We will perform a two-sample t-test to compare the means of age at enrollment for students who dropped out and those who graduated. Then, we will visualize the results.

# Hypothesis Test 1: Age at Enrollment vs. Target (Dropout vs. Graduate)

# Filter the data for only "Dropout" and "Graduate" levels in the "Target" variable
subset_df <- mpg[mpg$Target %in% c("Dropout", "Graduate"), ]

alpha <- 0.05
power <- 0.80
effect_size <- 0.50

result_t_test <- t.test(mpg$`Age at enrollment`[subset_df$Target == "Dropout"],
                        mpg$`Age at enrollment`[subset_df$Target == "Graduate"])


# Visualization
boxplot(`Age at enrollment` ~ Target, data = mpg, main = "Age at Enrollment by Target",
        xlab = "Target", ylab = "Age at Enrollment", col = c("blue", "green"))
legend("topright", legend = c("Dropout", "Graduate"), fill = c("blue", "green"))

# Interpretation of Results
if (result_t_test$p.value < alpha) {
  cat("H0 is rejected. There is a significant difference in age at enrollment between Dropout and Graduate students.")
} else {
  cat("H0 is not rejected. There is no significant difference in age at enrollment between Dropout and Graduate students.")
}

## H0 is not rejected. There is no significant difference in age at enrollment between Dropout and Graduate students.

##Hypothesis Test 2:

Alpha Level (α): 0.05 Power Level: 0.80 Minimum Effect Size (Cohen’s d): 0.50 (medium effect size) We will perform a two-sample t-test to compare the means of admission grade for students with and without educational special needs.

# Hypothesis Test 2: Admission Grade vs.

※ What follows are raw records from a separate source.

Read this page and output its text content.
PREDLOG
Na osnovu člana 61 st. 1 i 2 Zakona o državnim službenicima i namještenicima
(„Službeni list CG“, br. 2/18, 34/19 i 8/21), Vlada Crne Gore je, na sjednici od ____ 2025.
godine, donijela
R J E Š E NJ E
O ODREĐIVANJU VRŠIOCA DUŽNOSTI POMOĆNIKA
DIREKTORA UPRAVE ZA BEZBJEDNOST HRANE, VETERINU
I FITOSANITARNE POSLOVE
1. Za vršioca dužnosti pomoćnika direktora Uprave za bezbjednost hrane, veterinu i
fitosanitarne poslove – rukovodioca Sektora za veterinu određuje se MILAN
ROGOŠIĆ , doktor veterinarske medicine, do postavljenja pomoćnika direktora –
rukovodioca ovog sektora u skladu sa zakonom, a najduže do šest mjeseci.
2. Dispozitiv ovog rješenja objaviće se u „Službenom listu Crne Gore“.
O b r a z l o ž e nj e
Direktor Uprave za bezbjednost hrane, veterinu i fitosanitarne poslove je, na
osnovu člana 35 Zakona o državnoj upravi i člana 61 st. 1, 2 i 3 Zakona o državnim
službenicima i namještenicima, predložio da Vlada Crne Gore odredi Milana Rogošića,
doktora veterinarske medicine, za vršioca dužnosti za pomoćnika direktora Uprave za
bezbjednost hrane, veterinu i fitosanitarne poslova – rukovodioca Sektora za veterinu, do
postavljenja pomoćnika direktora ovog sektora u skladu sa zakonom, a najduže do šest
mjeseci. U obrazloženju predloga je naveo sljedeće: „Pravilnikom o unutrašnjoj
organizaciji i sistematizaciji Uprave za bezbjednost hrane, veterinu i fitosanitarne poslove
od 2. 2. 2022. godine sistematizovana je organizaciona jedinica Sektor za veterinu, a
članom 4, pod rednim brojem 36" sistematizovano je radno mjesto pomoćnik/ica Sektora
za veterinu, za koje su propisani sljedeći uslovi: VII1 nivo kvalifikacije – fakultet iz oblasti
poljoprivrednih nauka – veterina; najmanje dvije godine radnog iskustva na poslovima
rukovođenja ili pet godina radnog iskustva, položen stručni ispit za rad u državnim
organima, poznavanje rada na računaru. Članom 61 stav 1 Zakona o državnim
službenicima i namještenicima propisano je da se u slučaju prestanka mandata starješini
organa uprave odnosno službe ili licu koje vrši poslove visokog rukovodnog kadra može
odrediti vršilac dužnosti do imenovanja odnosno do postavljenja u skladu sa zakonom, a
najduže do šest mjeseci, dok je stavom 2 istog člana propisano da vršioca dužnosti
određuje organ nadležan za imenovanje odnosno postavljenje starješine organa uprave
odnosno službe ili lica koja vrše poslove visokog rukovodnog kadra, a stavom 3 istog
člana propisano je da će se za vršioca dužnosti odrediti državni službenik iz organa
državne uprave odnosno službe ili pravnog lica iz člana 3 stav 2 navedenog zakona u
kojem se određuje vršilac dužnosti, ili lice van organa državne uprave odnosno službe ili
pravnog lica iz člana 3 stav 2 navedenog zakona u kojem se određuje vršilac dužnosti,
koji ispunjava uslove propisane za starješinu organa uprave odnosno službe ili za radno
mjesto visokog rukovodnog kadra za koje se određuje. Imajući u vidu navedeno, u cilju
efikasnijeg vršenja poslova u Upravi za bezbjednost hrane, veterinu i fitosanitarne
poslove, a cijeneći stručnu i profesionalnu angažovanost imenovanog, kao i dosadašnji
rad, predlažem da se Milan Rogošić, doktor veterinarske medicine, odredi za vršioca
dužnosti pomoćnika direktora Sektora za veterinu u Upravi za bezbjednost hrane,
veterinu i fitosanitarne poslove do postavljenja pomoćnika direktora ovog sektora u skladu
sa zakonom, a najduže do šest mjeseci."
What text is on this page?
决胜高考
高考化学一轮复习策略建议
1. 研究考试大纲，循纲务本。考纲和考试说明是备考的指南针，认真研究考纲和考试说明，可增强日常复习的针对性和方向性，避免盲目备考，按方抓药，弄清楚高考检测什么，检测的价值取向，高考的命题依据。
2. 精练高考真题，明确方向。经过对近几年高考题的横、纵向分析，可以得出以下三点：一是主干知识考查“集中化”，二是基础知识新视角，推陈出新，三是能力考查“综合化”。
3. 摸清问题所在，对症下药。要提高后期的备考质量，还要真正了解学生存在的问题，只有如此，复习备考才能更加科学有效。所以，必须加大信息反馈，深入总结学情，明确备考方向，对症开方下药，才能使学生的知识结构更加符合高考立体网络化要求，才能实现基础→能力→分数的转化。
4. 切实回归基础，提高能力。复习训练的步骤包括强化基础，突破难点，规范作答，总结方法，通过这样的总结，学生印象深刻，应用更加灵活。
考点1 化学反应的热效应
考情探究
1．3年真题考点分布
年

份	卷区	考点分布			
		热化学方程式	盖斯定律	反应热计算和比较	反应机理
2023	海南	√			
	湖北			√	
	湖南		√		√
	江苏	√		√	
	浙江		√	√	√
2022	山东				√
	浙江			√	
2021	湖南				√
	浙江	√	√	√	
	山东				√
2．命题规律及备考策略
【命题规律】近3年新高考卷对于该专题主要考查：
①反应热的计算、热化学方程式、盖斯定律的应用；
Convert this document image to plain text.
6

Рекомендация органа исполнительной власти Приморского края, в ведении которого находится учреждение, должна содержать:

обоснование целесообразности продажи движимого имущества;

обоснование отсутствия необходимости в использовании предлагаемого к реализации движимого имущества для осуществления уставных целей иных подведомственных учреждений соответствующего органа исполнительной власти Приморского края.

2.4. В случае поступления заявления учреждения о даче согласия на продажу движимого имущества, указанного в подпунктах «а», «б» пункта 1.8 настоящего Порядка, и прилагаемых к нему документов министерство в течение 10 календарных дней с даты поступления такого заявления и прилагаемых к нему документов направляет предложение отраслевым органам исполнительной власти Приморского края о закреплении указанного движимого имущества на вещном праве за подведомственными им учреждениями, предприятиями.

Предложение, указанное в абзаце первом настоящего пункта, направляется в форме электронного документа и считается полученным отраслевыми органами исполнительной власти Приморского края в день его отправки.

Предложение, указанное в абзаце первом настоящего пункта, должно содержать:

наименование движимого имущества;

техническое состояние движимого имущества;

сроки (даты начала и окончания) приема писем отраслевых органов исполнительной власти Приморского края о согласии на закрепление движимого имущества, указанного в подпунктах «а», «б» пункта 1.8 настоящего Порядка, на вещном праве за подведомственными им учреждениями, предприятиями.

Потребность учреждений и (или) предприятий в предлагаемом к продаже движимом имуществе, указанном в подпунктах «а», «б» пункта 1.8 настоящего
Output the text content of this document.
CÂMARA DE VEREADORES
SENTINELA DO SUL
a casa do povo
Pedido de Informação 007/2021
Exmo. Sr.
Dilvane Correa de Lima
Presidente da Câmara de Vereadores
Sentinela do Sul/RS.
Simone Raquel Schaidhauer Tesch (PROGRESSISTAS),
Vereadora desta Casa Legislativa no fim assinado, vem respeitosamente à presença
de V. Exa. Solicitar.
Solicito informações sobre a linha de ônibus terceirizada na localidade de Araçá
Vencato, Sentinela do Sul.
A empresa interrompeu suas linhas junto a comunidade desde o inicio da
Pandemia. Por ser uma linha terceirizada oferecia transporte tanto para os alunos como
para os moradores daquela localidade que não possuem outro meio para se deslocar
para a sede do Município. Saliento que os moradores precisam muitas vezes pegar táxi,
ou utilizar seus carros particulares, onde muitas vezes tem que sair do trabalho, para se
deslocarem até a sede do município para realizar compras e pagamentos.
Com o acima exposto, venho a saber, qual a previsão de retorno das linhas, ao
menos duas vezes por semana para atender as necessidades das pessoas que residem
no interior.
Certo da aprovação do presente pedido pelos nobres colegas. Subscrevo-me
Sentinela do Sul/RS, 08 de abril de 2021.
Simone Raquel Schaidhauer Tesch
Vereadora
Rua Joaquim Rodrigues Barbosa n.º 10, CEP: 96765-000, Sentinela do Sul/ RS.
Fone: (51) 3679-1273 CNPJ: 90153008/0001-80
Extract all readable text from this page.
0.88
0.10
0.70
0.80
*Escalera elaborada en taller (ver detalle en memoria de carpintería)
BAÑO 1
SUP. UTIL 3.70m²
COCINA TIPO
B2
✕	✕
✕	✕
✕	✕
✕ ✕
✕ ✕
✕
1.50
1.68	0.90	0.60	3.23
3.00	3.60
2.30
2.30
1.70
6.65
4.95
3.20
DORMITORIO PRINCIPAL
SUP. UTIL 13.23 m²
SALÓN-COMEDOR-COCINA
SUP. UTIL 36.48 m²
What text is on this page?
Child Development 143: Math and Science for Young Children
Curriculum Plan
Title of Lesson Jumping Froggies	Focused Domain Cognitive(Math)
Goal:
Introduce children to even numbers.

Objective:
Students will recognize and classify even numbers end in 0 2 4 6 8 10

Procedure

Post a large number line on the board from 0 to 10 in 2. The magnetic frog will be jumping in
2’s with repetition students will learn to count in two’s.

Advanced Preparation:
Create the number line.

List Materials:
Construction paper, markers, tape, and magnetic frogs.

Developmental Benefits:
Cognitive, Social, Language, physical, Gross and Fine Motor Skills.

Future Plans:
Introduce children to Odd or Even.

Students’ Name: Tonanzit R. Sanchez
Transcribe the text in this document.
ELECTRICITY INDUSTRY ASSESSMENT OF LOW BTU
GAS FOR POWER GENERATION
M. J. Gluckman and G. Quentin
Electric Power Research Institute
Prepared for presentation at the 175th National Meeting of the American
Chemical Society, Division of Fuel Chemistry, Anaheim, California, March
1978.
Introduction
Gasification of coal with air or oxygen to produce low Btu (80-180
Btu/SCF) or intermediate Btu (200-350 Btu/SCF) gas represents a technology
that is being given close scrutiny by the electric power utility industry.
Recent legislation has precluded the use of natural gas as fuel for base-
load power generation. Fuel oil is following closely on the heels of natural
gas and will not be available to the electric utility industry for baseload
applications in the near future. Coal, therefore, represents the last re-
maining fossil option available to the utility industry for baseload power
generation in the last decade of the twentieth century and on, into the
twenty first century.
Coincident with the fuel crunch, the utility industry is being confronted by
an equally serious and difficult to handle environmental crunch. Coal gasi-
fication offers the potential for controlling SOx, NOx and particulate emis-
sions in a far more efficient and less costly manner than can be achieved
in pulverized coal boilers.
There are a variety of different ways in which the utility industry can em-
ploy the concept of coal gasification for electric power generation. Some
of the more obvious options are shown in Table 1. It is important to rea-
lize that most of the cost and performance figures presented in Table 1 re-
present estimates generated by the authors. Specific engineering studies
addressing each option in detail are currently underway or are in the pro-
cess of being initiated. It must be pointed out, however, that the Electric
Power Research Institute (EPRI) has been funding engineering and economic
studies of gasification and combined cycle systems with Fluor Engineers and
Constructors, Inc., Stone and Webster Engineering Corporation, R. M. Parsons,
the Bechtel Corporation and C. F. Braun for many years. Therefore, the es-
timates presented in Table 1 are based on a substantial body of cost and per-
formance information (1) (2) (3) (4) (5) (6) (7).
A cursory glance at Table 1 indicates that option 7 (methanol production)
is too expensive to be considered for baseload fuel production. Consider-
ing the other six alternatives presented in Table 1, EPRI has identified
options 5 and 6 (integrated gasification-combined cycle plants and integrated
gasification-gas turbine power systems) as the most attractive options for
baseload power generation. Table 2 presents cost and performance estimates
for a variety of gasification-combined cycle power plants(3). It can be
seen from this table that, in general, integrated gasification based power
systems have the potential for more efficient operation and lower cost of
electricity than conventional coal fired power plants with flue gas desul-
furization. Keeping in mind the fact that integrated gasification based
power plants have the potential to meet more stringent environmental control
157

Educational Special Needs (1 vs. 0)
alpha <- 0.05
power <- 0.80
effect_size <- 0.50


result_t_test <- t.test(mpg$`Admission grade` ~ mpg$`Educational special needs`)

print (result_t_test$p.value)

## [1] 0.1731924

# Visualization
boxplot(`Admission grade` ~ `Educational special needs`, data = mpg, main = "Admission Grade by Educational Special Needs",
        xlab = "Educational Special Needs", ylab = "Admission Grade", col = c("blue", "green"))
legend("topright", legend = c("No Educational Special Needs", "With Educational Special Needs"), fill = c("blue", "green"))

# Interpretation of Results
if (result_t_test$p.value < alpha) {
  cat("H0 is rejected. There is a significant difference in admission grade between students with and without educational special needs.")
} else {
  cat("H0 is not rejected. There is no significant difference in admission grade between students with and without educational special needs.")
}

## H0 is not rejected. There is no significant difference in admission grade between students with and without educational special needs.

##Hypothesis Test 1: Age at Enrollment vs. Target (Dropout vs. Graduate) Result: H0 is not rejected. Interpretation: There is no significant difference in age at enrollment between students who dropped out and those who graduated.

##Hypothesis Test 2: Admission Grade vs. Educational Special Needs (1 vs. 0) Result: H0 is not rejected. Interpretation: There is no significant difference in admission grade between students with educational special needs and those without. These results suggest that, based on the data and the chosen significance level, there is insufficient evidence to conclude that there are significant differences in age at enrollment or admission grade among the specified groups.

##Further Considerations:

While these specific hypotheses did not yield significant results, it’s important to note that the absence of evidence of a significant difference does not necessarily mean that there are no practical or real-world differences. Further research and analyses may be needed to explore other factors that could influence these variables and to understand their implications better.

Additionally, it might be worth considering whether the sample size or the choice of statistical test had an impact on the results. Further investigations or different analytical approaches could provide deeper insights into these variables’ relationships and significance.